A armadilha do curto prazo

Mais e mais empresas e marcas estão agindo no sentido de se emaranharem nas armadilhas do curto prazo

A espiral começou, se é que alguém lembra de como tudo teve início, na espiral de redução dos prazos de aferição de resultados, que de anuais passaram, no caso das organizações que estão nas bolsas, para trimestrais. Isso levou à aceleração da demanda por lucros e à miopia de satisfazer mais os acionistas do que os consumidores, pois houve o fenômeno da transformação das ações em um negócio próprio, criando uma base artificial de riquezas que contaminou e continua contaminando todo o sistema e seus processos.

Assim como no caso da dependência das drogas, o organismo demanda gradativamente prazos mais curtos e resultados maiores, transformando-se num verdadeiro monstro devorador de estratégias inteligentes de longo prazo e alimentando-se cada vez mais de táticas imediatistas.

O que envolve sacrifícios para todos os envolvidos, de fornecedores e funcionários ao trade, mas afetando de modo irreversível o valor das marcas, movimento que levara décadas para ser consolidado. Lá na ponta final, o resultado, como enquetes, pesquisas e estudos vêm alertando, é um nível de menor satisfação dos consumidores e demanda por preços sempre menores.

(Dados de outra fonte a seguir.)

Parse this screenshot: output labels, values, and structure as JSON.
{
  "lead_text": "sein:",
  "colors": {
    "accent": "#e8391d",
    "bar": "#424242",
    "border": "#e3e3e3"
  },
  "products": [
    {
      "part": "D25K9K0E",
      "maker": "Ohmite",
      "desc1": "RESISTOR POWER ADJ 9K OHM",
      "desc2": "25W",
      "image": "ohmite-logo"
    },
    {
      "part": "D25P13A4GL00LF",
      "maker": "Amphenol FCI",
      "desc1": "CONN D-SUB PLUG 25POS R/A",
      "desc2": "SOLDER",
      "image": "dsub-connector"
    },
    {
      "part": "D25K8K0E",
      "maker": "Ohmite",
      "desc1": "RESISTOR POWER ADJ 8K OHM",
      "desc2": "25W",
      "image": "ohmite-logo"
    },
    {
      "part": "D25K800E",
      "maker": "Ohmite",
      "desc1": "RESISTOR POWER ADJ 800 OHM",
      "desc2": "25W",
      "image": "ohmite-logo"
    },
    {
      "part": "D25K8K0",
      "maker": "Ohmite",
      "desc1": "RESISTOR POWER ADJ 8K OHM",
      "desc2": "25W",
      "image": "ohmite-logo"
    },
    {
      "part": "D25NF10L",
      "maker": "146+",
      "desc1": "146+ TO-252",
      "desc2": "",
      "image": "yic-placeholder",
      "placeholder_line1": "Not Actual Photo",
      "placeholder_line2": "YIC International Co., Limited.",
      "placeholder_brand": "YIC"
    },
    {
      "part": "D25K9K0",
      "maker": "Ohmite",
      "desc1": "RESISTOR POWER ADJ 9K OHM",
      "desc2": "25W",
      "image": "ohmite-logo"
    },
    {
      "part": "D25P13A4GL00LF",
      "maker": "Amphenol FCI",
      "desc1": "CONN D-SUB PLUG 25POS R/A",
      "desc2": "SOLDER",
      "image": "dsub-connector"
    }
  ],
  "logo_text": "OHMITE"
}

Fatores que têm sido “disponibilizados” pela expansão da concorrência predatória, gerada pelo ciclo vicioso de obrigar as empresas a agirem mais no curto prazo, sacrificando seu futuro, com marcas mais fracas em seus portfólios, menor fidelidade da clientela e da própria cadeia de produção e distribuição. O que leva a menor capacidade de resistências aos problemas naturais do mercado e à falta de recursos para investir no futuro.

Na ponta mais feérica do mercado temos a exuberância irracional e muito frágil de empresas da chamada “nova economia”. Exemplo do Uber, criado em 2009, e da Airbnb, de 2008.

Apesar de toda a aura de sucesso, ambas oscilaram de lá para cá entre elevados prejuízos e parcos lucros, nos raros momentos em que isso foi registrado, e contavam com a magia dos ipos para remunerar os que investiram em suas jornadas. O do Uber ocorreu em maio passado, ficou longe do esperado e sua ação, vendida a US$ 45, agora vale US$ 44. E o da Airbnb ainda não conseguiu ser estruturado.

Isso resultou, como vem acontecendo mais e mais com muitas organizações, em parceiros insatisfeitos, governos em estado de alerta contra suas práticas predatórias e, em algum momento, essa situação vai prejudicar os próprios consumidores. Um sinal disso é que os níveis reais de renda média dos millenniuns está baixo e sua qualidade de vida se deteriora. Pesquisa da Universidade de Stanford indica que a expectativa de padrão de vida deles é pior em quase metade dos casos em relação à geração dos baby boomers.

No caso particular das agências de publicidade, elas entraram nesse ciclo por serem partes mais fracas do sistema, mas se envolveram mais até do que seria necessário, e hoje estão no beco sem saída da menor qualidade e receitas em declínio, sem saberem como escapar dessa armadilha estrutural na qual se envolveram. O que ainda tem salvo nosso mercado do pior é a força da TV, que compensa, no caso das grandes marcas, a debacle total. Pois além delas gastarem sua franquia junto aos consumidores, elas conseguem recuperar um pouco dessa força quando estão na TV, pois, além de gerar vendas de curto prazo, fica algum residual de fama, devido à alta penetração e frequência do meio.

Mas até elas, quando se afastam da TV e se concentram no digital, em busca de resultados a curto prazo e custo menor, acabam erodindo muito rápido sua reputação junto ao conjunto da população e entram no caminho sem volta da comoditização e do baixo top of mind, que todos sabemos para onde leva.